A couple of weeks ago I was on a panel for a video conference call about artificial intelligence with an actual expert in the field. We were talking about the difference between human personhood and AI’s increasingly good simulation of that. But I contended that I couldn’t really see holding AI morally responsible for what it does. Now I might be changing my tune! It seems like it was just telling me stuff I wanted to hear, and someone ought to punish it!
Alas, I started by walk back (the de-pilgrimage? Or maybe anti-pilgrimage, given the circumstances), and came upon a bookstore. That gave me another idea. It would be a kind of cool souvenir to at least get Zambrano’s book in the city of her birth. So I practiced my Spanish a little extra hard to ask where her books are (figuring I had to be somewhat more believable if I was buying a book in Spanish). I understood the clerk to say “the philosophy section” on some other floor (which I did not understand). But I made it look like I did, and walked up the flight of stairs. At the next landing there was a map of the bookstore and its sections, but unfortunately it had me standing right in sight of the clerk I had asked down below. She shouted up to me, just as I spotted the philosophy section on the map for the next floor up, and said back down to her, “una mas?” She said, “Si” but there was a kind of knowing in her eyes that said, “I can tell you’re a Spanish poser.”
On the next floor there was also a clerk, so I said my rehearsed phrase again, and she led me over to where the Zambrano books were. “Ah, excellente” I said.

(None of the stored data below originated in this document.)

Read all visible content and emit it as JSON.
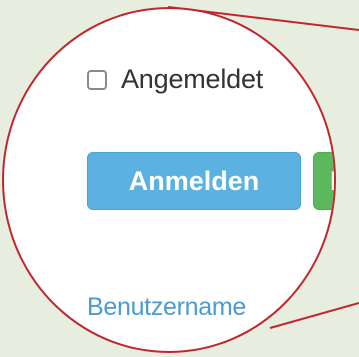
{
  "login_form": {
    "remember_label": "Angemeldet",
    "login_label": "Anmelden",
    "register_label": "R",
    "username_link": "Benutzername"
  },
  "colors": {
    "background": "#e8eedf",
    "callout_border": "#c0272d",
    "login_button": "#5bb1e0",
    "register_button": "#5cb85c",
    "link": "#4a9bd1"
  }
}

And then “Gracias” to indicate she wouldn’t be needed any more. But after five minutes of looking through the six or seven books by Zambrano, I couldn’t find the one I wanted, El Hombre y lo Divino. So I pulled out the google translator again to see how to say, “I don’t see this book there, is it perhaps in another section?” The clerk responded to my pretty convincing Spanish with “No” and started typing things into her computer terminal. In a minute she walked back over to the same section and found the book lying in the stack right in front of the bookshelf and handed it to me with a little disdain. I responded with the look in my eyes you give someone as if to say, “can you believe these people who pull books off the shelf and then don’t return them to their proper place?!”
The checkout process went smoothly, and I’m now in the possession of a book of existential philosophy in Spanish. The good news is that I hardly understand existential philosophy in English, so the comprehension won’t be that much of a drop off!

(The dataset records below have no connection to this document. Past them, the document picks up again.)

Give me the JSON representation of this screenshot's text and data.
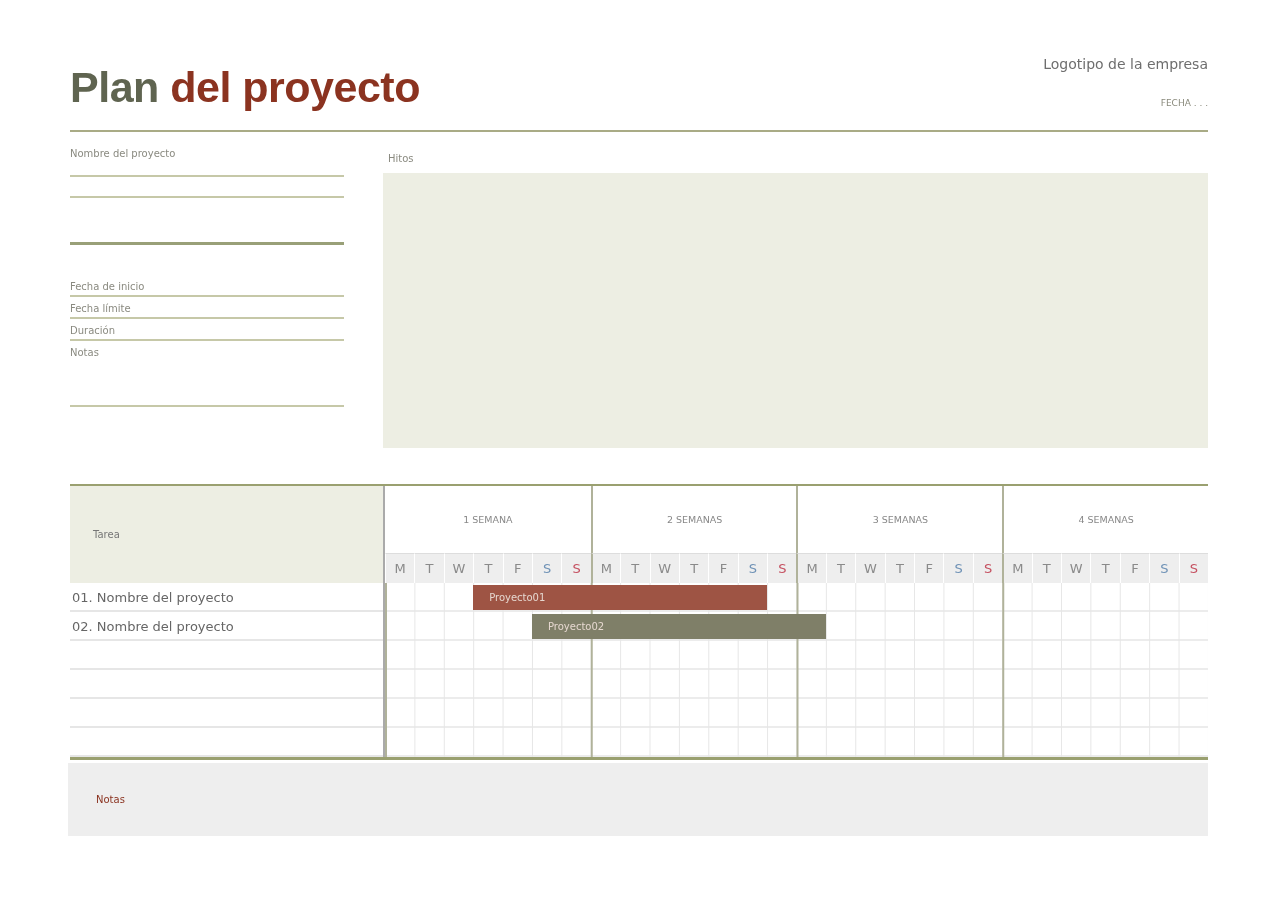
{
  "header": {
    "title": [
      {
        "text": "Plan",
        "color": "#5f6450"
      },
      {
        "text": "del proyecto",
        "color": "#8b3320"
      }
    ],
    "logo": "Logotipo de la empresa",
    "date": "FECHA . . ."
  },
  "project_form": {
    "name_label": "Nombre del proyecto",
    "fields": [
      {
        "label": "Fecha de inicio"
      },
      {
        "label": "Fecha límite"
      },
      {
        "label": "Duración"
      },
      {
        "label": "Notas"
      }
    ]
  },
  "milestones": {
    "label": "Hitos"
  },
  "gantt": {
    "task_heading": "Tarea",
    "weeks": [
      {
        "label": "1 SEMANA",
        "days": [
          {
            "letter": "M",
            "kind": "weekday"
          },
          {
            "letter": "T",
            "kind": "weekday"
          },
          {
            "letter": "W",
            "kind": "weekday"
          },
          {
            "letter": "T",
            "kind": "weekday"
          },
          {
            "letter": "F",
            "kind": "weekday"
          },
          {
            "letter": "S",
            "kind": "saturday"
          },
          {
            "letter": "S",
            "kind": "sunday"
          }
        ]
      },
      {
        "label": "2 SEMANAS",
        "days": [
          {
            "letter": "M",
            "kind": "weekday"
          },
          {
            "letter": "T",
            "kind": "weekday"
          },
          {
            "letter": "W",
            "kind": "weekday"
          },
          {
            "letter": "T",
            "kind": "weekday"
          },
          {
            "letter": "F",
            "kind": "weekday"
          },
          {
            "letter": "S",
            "kind": "saturday"
          },
          {
            "letter": "S",
            "kind": "sunday"
          }
        ]
      },
      {
        "label": "3 SEMANAS",
        "days": [
          {
            "letter": "M",
            "kind": "weekday"
          },
          {
            "letter": "T",
            "kind": "weekday"
          },
          {
            "letter": "W",
            "kind": "weekday"
          },
          {
            "letter": "T",
            "kind": "weekday"
          },
          {
            "letter": "F",
            "kind": "weekday"
          },
          {
            "letter": "S",
            "kind": "saturday"
          },
          {
            "letter": "S",
            "kind": "sunday"
          }
        ]
      },
      {
        "label": "4 SEMANAS",
        "days": [
          {
            "letter": "M",
            "kind": "weekday"
          },
          {
            "letter": "T",
            "kind": "weekday"
          },
          {
            "letter": "W",
            "kind": "weekday"
          },
          {
            "letter": "T",
            "kind": "weekday"
          },
          {
            "letter": "F",
            "kind": "weekday"
          },
          {
            "letter": "S",
            "kind": "saturday"
          },
          {
            "letter": "S",
            "kind": "sunday"
          }
        ]
      }
    ],
    "tasks": [
      {
        "name": "01. Nombre del proyecto",
        "bar": {
          "label": "Proyecto01",
          "color": "#9e5444",
          "start": {
            "level": 0.1071
          },
          "end": {
            "level": 0.4643
          }
        }
      },
      {
        "name": "02. Nombre del proyecto",
        "bar": {
          "label": "Proyecto02",
          "color": "#7f7f68",
          "start": {
            "level": 0.1786
          },
          "end": {
            "level": 0.5357
          }
        }
      }
    ]
  },
  "notes": {
    "label": "Notas"
  }
}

With this new success in my pocket, I decided to try to get the pilgrimage going again. This time I’d walk back to the María Zambrano train station. At least I’ll take a photo there with her statue or plaque or something. When I got there, it was huge — the kind of station that is also a mall. There was an information desk, so I went there to ask about Zambrano. I asked the lady (in Spanish) if she spoke English, and she said “a little.” My way of endearing myself to such people is to say (in English), “Oh good, I’m sure your English is better than my Spanish”. She blushed a little.
I said, “I’m looking for information about María Zambrano.”
She said, “That is why I’m here. Where are you going?”
“No,” I said, “I’m not looking for information about the station, but the person — the woman the station is named after.” That elicited a very confused look. I said, “Is there a statue of her, or a plaque?”
“No, not that I know of. I’d suggest you go to a bookstore.”
Yeah, I’ve already done that.
So ended my adventure. I spend the afternoon back sitting on the beach. Tomorrow is the pilgrimage to home, which is never quite the same as when you left it. But we’re excited to see it again for the first time.